Si, de son propre aveu, la rencontre de l’islam fut décisive à l’origine de sa conversion, elle se poursuivit tout au long de sa vie. Durant les dernières années, immergé au milieu des Touaregs, il franchit une nouvelle étape. Il entretint avec eux de profondes relations : « Oui c’est vrai j’ai des consolations avec les Touaregs ; de plus en plus je trouve parmi eux de braves gens avec lesquels de véritables et sérieuses relations d’amitié s’établissent ».
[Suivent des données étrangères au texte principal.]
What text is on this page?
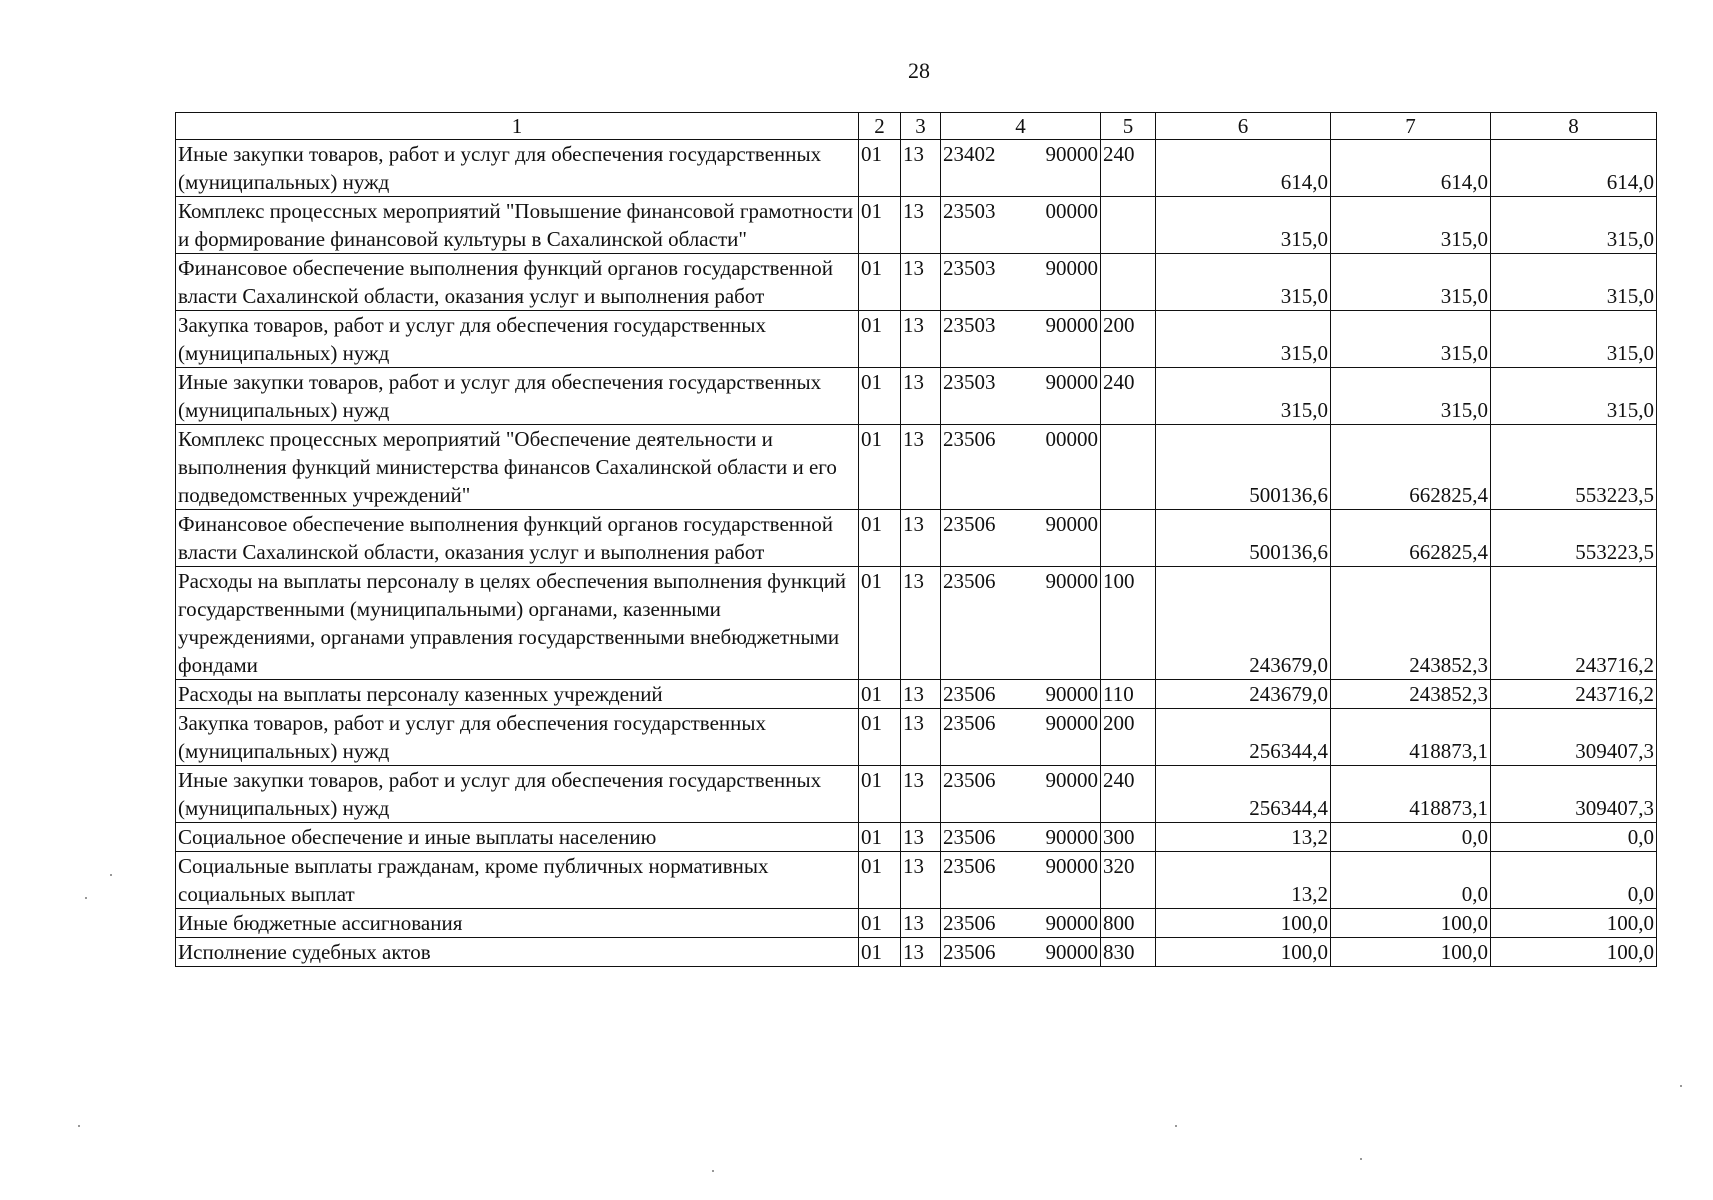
28
1	2	3	4	5	6	7	8
Иные закупки товаров, работ и услуг для обеспечения государственных (муниципальных) нужд	01	13	23402 90000	240	614,0	614,0	614,0
Комплекс процессных мероприятий "Повышение финансовой грамотности и формирование финансовой культуры в Сахалинской области"	01	13	23503 00000		315,0	315,0	315,0
Финансовое обеспечение выполнения функций органов государственной власти Сахалинской области, оказания услуг и выполнения работ	01	13	23503 90000		315,0	315,0	315,0
Закупка товаров, работ и услуг для обеспечения государственных (муниципальных) нужд	01	13	23503 90000	200	315,0	315,0	315,0
Иные закупки товаров, работ и услуг для обеспечения государственных (муниципальных) нужд	01	13	23503 90000	240	315,0	315,0	315,0
Комплекс процессных мероприятий "Обеспечение деятельности и выполнения функций министерства финансов Сахалинской области и его подведомственных учреждений"	01	13	23506 00000		500136,6	662825,4	553223,5
Финансовое обеспечение выполнения функций органов государственной власти Сахалинской области, оказания услуг и выполнения работ	01	13	23506 90000		500136,6	662825,4	553223,5
Расходы на выплаты персоналу в целях обеспечения выполнения функций государственными (муниципальными) органами, казенными учреждениями, органами управления государственными внебюджетными фондами	01	13	23506 90000	100	243679,0	243852,3	243716,2
Расходы на выплаты персоналу казенных учреждений	01	13	23506 90000	110	243679,0	243852,3	243716,2
Закупка товаров, работ и услуг для обеспечения государственных (муниципальных) нужд	01	13	23506 90000	200	256344,4	418873,1	309407,3
Иные закупки товаров, работ и услуг для обеспечения государственных (муниципальных) нужд	01	13	23506 90000	240	256344,4	418873,1	309407,3
Социальное обеспечение и иные выплаты населению	01	13	23506 90000	300	13,2	0,0	0,0
Социальные выплаты гражданам, кроме публичных нормативных социальных выплат	01	13	23506 90000	320	13,2	0,0	0,0
Иные бюджетные ассигнования	01	13	23506 90000	800	100,0	100,0	100,0
Исполнение судебных актов	01	13	23506 90000	830	100,0	100,0	100,0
Il noue une relation particulièrement forte avec l’aménokal Moussa. Il nourrit l’espoir avoué de le convertir à la religion chrétienne et, par lui, le peuple des Kel Ahaggar mais Charles de Foucauld doit se rendre à l’évidence : Moussa « est vraiment, sincèrement, fermement musulman ». Auparavant, il ne l’était pas vraiment. Il l’est devenu durant cette période d’échanges avec Charles de Foucauld et sous la conduite de son maitre spirituel, le Cheikh Baye.
Ce fut encore dans la rencontre des Touaregs qu’il vécut ce que l’on appelle souvent sa seconde conversion. En 1908, Il connaît un burn out physique, psychique, spirituel, missionnaire. A ses yeux, il a échoué dans sa mission. Aucun disciple n’est venu le rejoindre ; il est épuisé par le travail et, surtout, il n’a converti personne ! C’est la famine dans le pays. Il est aux portes de la mort. Il a la vie sauve grâce aux femmes Touaregs et à l’une d’entre elles, Dassine. Nouvelle expérience d’hospitalité en situation de crise ! Elles recueillent le peu de lait qu’elles trouvent dans la région, le lui portent et le sauvent, non sans que Dassine lui rappelle que, s’il a son Dieu et sa religion, elle aussi a la sienne… Beaucoup de changements s’opèrent pour lui à partir de là, particulièrement dans sa compréhension de la mission.
On peut affirmer que Charles de Foucauld a construit sa réponse de foi à l’amour de Dieu pour lui, sous le regard et dans la confrontation constante à d’autres croyants et à une autre religion irréductible aux simplifications qu’il pouvait en avoir. Le mot de dialogue serait probablement anachronique. Charles de Foucauld n’est pas dans une démarche de dialogue interreligieux au sens où nous l’entendons aujourd’hui avec ce qu’il suppose de gratuité – il doit être « sans calculs » disait Paul VI –, de parité et de réciprocité, et avec une dimension théologique que traduit l’expression de « dialogue de salut ». Mais comment ne pas reconnaître en Charles de Foucauld que la rencontre des croyants d’une autre religion est un facteur décisif de conversion, lorsqu’en fidélité à sa propre foi, on ne se dérobe pas aux appels reçus de ces autres. Ce fut le cas aussi bien pour l’aménokal Moussa que pour Charles de Foucauld.